Non è tutto negativo, secondo Rosy Bindi, presidente della
Commissione nazionale antimafia. «Anzi, che i non in regola siano soltanto 14 su 3.500
candidati che abbiamo preso in esame in Comuni o sciolti per mafia o che
avevano avuto la commissione prefettizia, è una bella sorpresa. Si trattava di situazioni
critiche, esposte. Il fatto di aver trovato le liste dei partiti, soprattutto del
consiglio comunale di Roma, in regola con la legge Severino e persino con il
codice di autoregolamentazione della Commissione è il risultato di una maggiore
attenzione delle forze politiche. Un po’ credo che sia anche merito dei
richiami della Commissione, pur in mezzo alle polemiche che ricorderete».
Una
brutta sorpresa, invece, è stata quella di «non trovare nei Comuni che abbiamo
analizzato e che sono tutte realtà a rischio, più volte sciolte per infiltrazioni
mafiose, i simboli dei partiti, ma le liste civiche». Secondo la Bindi «non si
tratta, come si pensava un tempo, di una sorta di riscossa della società civile
anche nei confronti della crisi dei partiti. Spesso, invece, in questi paesi la
lista civica è segno, da un lato, di deresponsabilizzazione delle forze
politiche nazionali e dall’altro è uno strumento di trasformismo politico, di
mimetizzazione di alcuni personaggi o di alcuni pezzi di forze politiche non
del tutto trasparenti. Questo dimostra la fragilità della politica e la
mancanza di investimento da parte dei partiti nelle zone a rischio del nostro
Paese. Abbiamo verificato che, anche laddove i certificati penali sono a posto
ci sono situazioni di parentela, di frequentazione, di appartenenza alle organizzazioni
mafiose che si sono in qualche modo infiltrate nelle liste».

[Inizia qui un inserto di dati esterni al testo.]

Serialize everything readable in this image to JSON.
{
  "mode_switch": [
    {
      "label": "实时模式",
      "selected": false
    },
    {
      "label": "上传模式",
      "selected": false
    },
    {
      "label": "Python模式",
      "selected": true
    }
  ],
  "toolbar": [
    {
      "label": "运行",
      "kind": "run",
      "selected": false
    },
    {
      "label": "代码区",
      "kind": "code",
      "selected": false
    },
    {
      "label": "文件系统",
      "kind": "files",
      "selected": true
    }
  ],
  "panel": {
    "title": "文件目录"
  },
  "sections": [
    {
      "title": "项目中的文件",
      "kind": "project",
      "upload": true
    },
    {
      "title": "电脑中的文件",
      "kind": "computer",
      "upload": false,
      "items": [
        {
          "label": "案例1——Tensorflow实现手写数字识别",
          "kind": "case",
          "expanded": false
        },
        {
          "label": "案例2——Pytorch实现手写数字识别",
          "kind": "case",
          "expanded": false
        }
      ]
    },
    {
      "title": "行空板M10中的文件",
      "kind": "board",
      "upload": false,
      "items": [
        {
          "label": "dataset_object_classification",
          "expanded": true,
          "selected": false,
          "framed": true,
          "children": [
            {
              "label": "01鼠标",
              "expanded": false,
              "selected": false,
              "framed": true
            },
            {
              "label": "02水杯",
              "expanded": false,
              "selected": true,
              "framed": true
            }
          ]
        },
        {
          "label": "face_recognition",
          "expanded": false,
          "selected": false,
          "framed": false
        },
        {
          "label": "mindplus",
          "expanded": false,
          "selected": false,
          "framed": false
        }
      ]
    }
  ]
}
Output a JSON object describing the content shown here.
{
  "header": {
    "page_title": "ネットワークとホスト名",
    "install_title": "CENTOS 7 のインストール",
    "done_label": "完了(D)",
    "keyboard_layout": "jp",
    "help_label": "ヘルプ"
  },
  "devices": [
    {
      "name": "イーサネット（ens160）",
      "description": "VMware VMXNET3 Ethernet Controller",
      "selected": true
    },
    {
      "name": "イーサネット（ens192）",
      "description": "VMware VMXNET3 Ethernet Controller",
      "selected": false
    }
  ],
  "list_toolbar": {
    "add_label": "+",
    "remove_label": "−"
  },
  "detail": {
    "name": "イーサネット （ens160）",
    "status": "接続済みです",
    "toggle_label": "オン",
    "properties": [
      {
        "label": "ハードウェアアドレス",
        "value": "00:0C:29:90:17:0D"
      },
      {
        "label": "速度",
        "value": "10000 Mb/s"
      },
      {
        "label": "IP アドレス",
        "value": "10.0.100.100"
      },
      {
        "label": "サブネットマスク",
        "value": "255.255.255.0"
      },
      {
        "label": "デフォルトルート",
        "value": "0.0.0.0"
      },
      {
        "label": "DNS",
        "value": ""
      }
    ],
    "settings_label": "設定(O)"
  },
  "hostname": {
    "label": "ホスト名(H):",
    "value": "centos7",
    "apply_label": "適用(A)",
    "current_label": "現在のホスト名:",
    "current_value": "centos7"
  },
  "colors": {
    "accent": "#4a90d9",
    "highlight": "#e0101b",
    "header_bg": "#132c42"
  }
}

Le liste civiche, dunque, «anche quando nascono con le
migliori intenzioni, in alcune circostanze, di fatto si rivelano cavallo di
troia per le organizzazioni mafiose, ma soprattutto indeboliscono la forza
della politica perché sono lo strumento principale per operazioni
trasformistiche». L’invito della presidente della Commissione antimafia è
allora a porsi seriamente questo problema. La Bindi parte da casi eloquenti,
dal comune di San Luca, in Calabria, nel quale non si voterà per la terza volta
consecutiva. O da quello di «Platì dove le uniche liste sono civiche e di
persone tutte appartenenti in qualche modo alle amministrazioni precedenti che
sono state sciolte per mafia».
La Bindi si chiede allora, e chiede alla
politica se «si vuole fuggire da queste situazioni, se si pensa di dare
risposte improvvisate o, al contrario, se non è venuto il tempo di fare un vero
investimento di classe dirigente, di impegno radicale con i problemi di quelle
comunità per dimostrare che quando la politica e quando i partiti che hanno
classe dirigente, idee, progetti, radicamenti storici vogliono fermare la mafia
riescono a farlo».
La presidente della Commissione denuncia il rischio
che queste «comunità restino in qualche modo abbandonate a se stesse» e chiede
maggior impegno per «cambiare la legge sui comuni sciolti per mafia e i procedimenti
elettorali. I partiti nazionali, inoltre, devono darsi una strategia per le
realtà che sono compromesse per insediamento e infiltrazioni mafiose partendo
dalla considerazione che le mafie di oggi hanno scelto gli enti locali come porta
per condizionare la politica e la pubblica amministrazione. Prima cercavano i
rapporti con i capi nazionali e con i parlamentari, oggi quello che interessa è
l’assessore, il sindaco, il consigliere regionale. E l’altro grande capitolo è
l’intervento sulla pubblica amministrazione perché la difficoltà di riscatto di
queste comunità dipende in larga parte dal fatto che i politici vanno a casa ma
gli amministratori restano e spesso sono quelli che sono compromessi».